In: Economics
Bank Failures Despite the regulations that protect banks from failure, some do fail. Go to www2.fdic.gov/hsob/ Select the tab labeled “Bank Failures”. In your initial response to the topic you have to answer all questions:
1.What does the term “bank failure” mean? What role does FDIC insurance play?
2.How many banks failures occurred in the United States during the most recent complete calendar year?
3.How many banks failures occurred in the United States during 2016?
4.What were the total assets and total deposits held by the banks that failed during the most recent complete calendar year?
5.How many banks failed in 1937? 6.How it is possible to prevent bank failure?
1. The closing of an insolvent bank by a federal or state regulator. The comptroller of the currency has the power to close national banks; banking commissioners in the respective states close state-chartered banks. Banks close when they are unable to meet their obligations to depositors and others.
When a bank fails, the Federal Deposit Insurance Corporation (FDIC) covers the insured portion of a depositors balance.

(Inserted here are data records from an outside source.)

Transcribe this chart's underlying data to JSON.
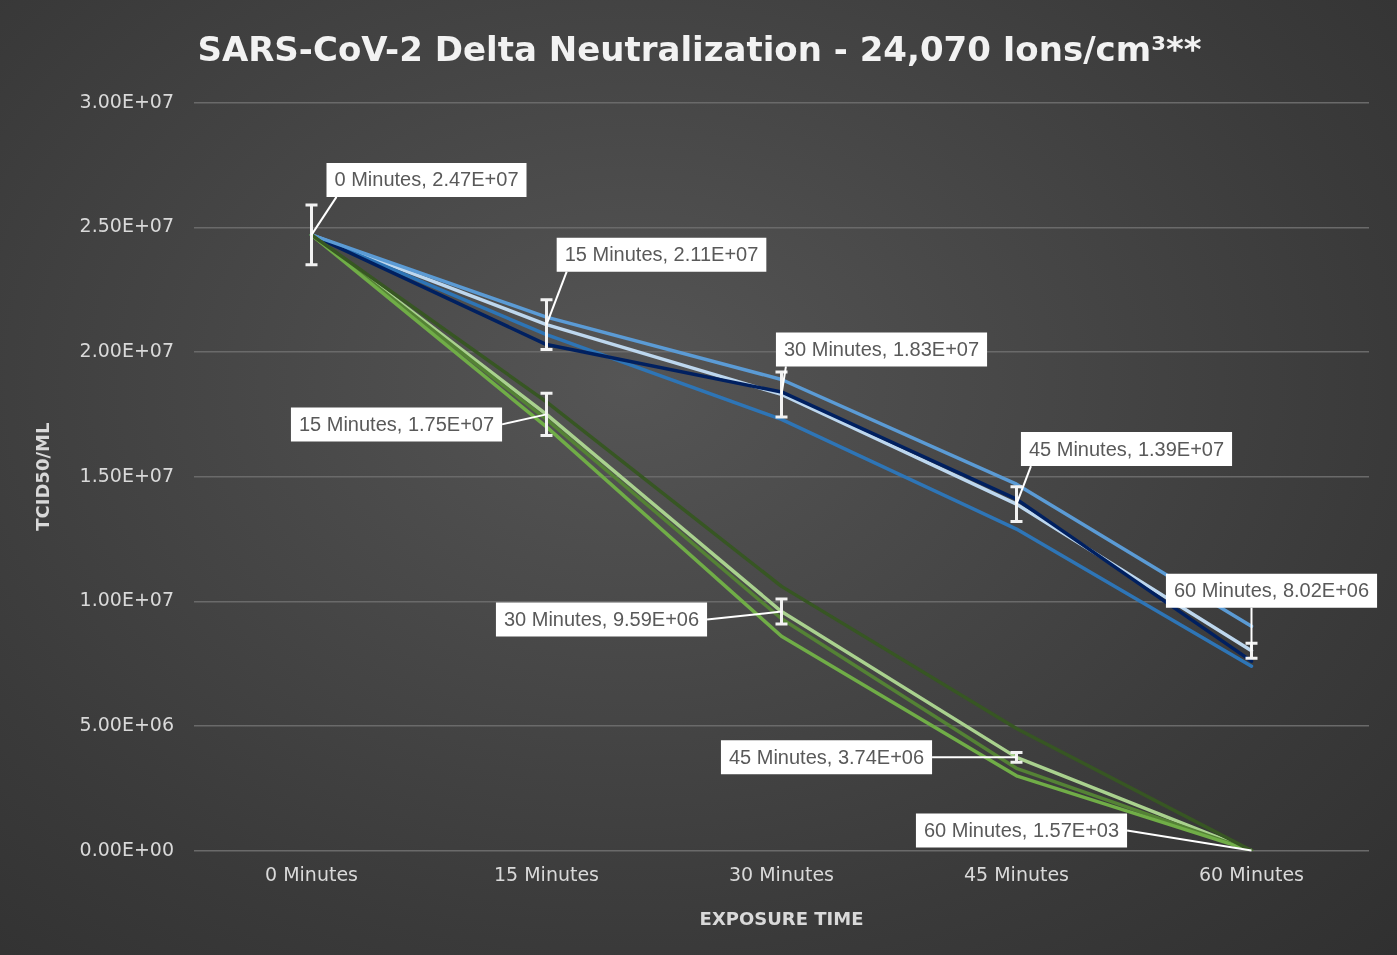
{
  "chart_data": {
    "type": "line",
    "title": "SARS-CoV-2 Delta Neutralization - 24,070 Ions/cm³**",
    "xlabel": "EXPOSURE TIME",
    "ylabel": "TCID50/ML",
    "categories": [
      "0 Minutes",
      "15 Minutes",
      "30 Minutes",
      "45 Minutes",
      "60 Minutes"
    ],
    "series": [
      {
        "color": "#375623",
        "values": [
          24700000,
          18000000,
          10600000,
          4900000,
          0
        ]
      },
      {
        "color": "#70ad47",
        "values": [
          24700000,
          17000000,
          8600000,
          3000000,
          0
        ]
      },
      {
        "color": "#548235",
        "values": [
          24700000,
          17300000,
          9300000,
          3300000,
          0
        ]
      },
      {
        "color": "#a9d18e",
        "values": [
          24700000,
          17500000,
          9590000,
          3740000,
          1570
        ],
        "errors": [
          null,
          850000,
          500000,
          200000,
          null
        ],
        "value_labels": [
          null,
          ", 1.75E+07",
          ", 9.59E+06",
          ", 3.74E+06",
          ", 1.57E+03"
        ]
      },
      {
        "color": "#5b9bd5",
        "values": [
          24700000,
          21400000,
          18900000,
          14700000,
          9000000
        ]
      },
      {
        "color": "#002060",
        "values": [
          24700000,
          20300000,
          18400000,
          14100000,
          7600000
        ]
      },
      {
        "color": "#2e75b6",
        "values": [
          24700000,
          20700000,
          17300000,
          12900000,
          7400000
        ]
      },
      {
        "color": "#bdd7ee",
        "values": [
          24700000,
          21100000,
          18300000,
          13900000,
          8020000
        ],
        "errors": [
          1200000,
          1000000,
          900000,
          700000,
          300000
        ],
        "value_labels": [
          ", 2.47E+07",
          ", 2.11E+07",
          ", 1.83E+07",
          ", 1.39E+07",
          ", 8.02E+06"
        ]
      }
    ],
    "ylim": [
      0,
      30000000
    ],
    "yticks": [
      {
        "value": 0,
        "label": "0.00E+00"
      },
      {
        "value": 5000000,
        "label": "5.00E+06"
      },
      {
        "value": 10000000,
        "label": "1.00E+07"
      },
      {
        "value": 15000000,
        "label": "1.50E+07"
      },
      {
        "value": 20000000,
        "label": "2.00E+07"
      },
      {
        "value": 25000000,
        "label": "2.50E+07"
      },
      {
        "value": 30000000,
        "label": "3.00E+07"
      }
    ],
    "grid": "y",
    "legend": false,
    "marker": "none",
    "line_style": "solid"
  }
}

2. Near about 8 banks banks failures occurred in the United States during the most recent complete calendar year.
3. 5 banks failures occurred in the United States during 2016.
4. Total assests: 5,081,737
Total deposits: 4,683,360
5. 75 banks failed in 1937.
If a bank were to fail, its customers would lose access to their accounts and their payment facilities (cheque books, cards). They would be ordinary creditors of a closed and liquidated bank. They would be treated like other ordinary creditors and compensated at the end of the liquidation with the funds recovered by the liquidator. Such a situation would very prejudicial to the bank's customers and, more generally, to the economy as a whole. This is simply unacceptable in a modern society where banks play such a major role.That is why deposit guarantee schemes have been in place in all European countries and around the world for many years. In France, this scheme is managed by the FGDR.If there were a possibility that a troubled bank might fail, and before the failure occurred, the banking authorities would ask the FGDR to intervene on behalf of the customers.